Backup Buddy – This is a WordPress Plugin (so it can only be used on WordPress Websites) that has saved myself and my clients on any number of occasions. It works on most hosting providers and allows for the backup files to be moved, automatically, to a number of different platforms including Amazon S3.
For a backup schedule for the whole server, I typically recommend one full backup per week. For individual websites using something like Backup Buddy, a daily database backup (saving up to 7 days worth of backups) and a weekly full backup (saving up to 2 weekly backups).
Change Default Usernames and Logins
Most installations of content management systems will default to a known username (like admin). If you’re setting your website up from scratch and are given the option, change the username to something else that’s a little more obscure. Many of the hack attempts I see when reviewing security logs are attempts to login to admin or administrator. Blocking that option adds another level of security to your website.
If your website is already setup and using that username – consider changing it. You may need assistance to do this, but it is well worth the effort. Once that’s done, consider using a process that autobans any IP address that tries to use the ‘default’ username.

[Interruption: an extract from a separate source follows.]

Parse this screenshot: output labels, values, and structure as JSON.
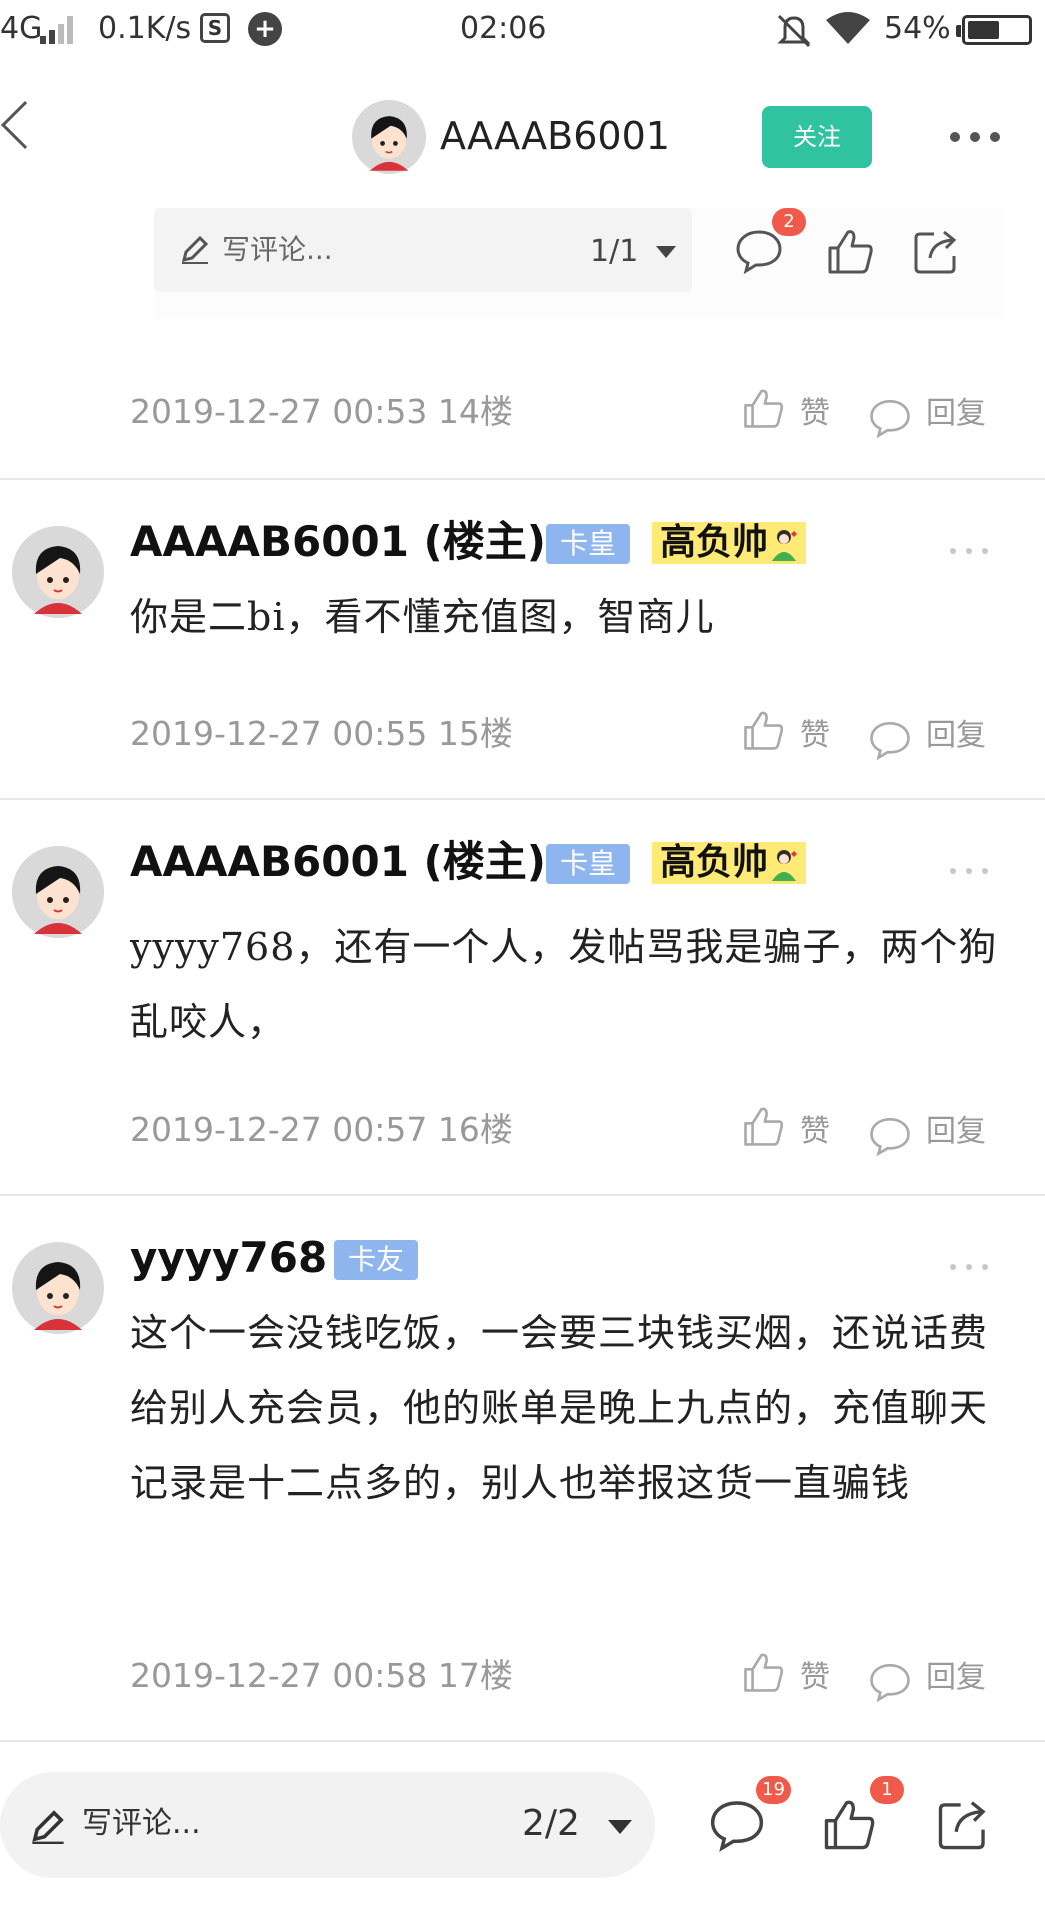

Deny Access To Repeated Missing Files
Much like I mentioned above, if an IP address is making continued requests for files that don’t exist, consider setting your website up to autoban it. This will not only stop potential malicious traffic, it may also reduce the load on your website making it quicker for other, legitimate, users.
Update Your Website Software!
I can’t emphasis this strongly enough. Keep your website software, plugins and addons up to date. When new versions of software come out, the issues they fix are published. This is like a ‘how to’ manual for hackers and if you don’t update, you’re leaving your website vulnerable to compromise.
Remember too, that your hosting provider typically doesn’t do this for you. It’s up to you to monitor and do.
For my clients, I offer a maintenance service where I do this for them.
For WordPress, I’ve been using the iThemes Security plugin – the free version, although there is a pro version as well. Combined with Backup Buddy, this plugin provides a great deal of security options.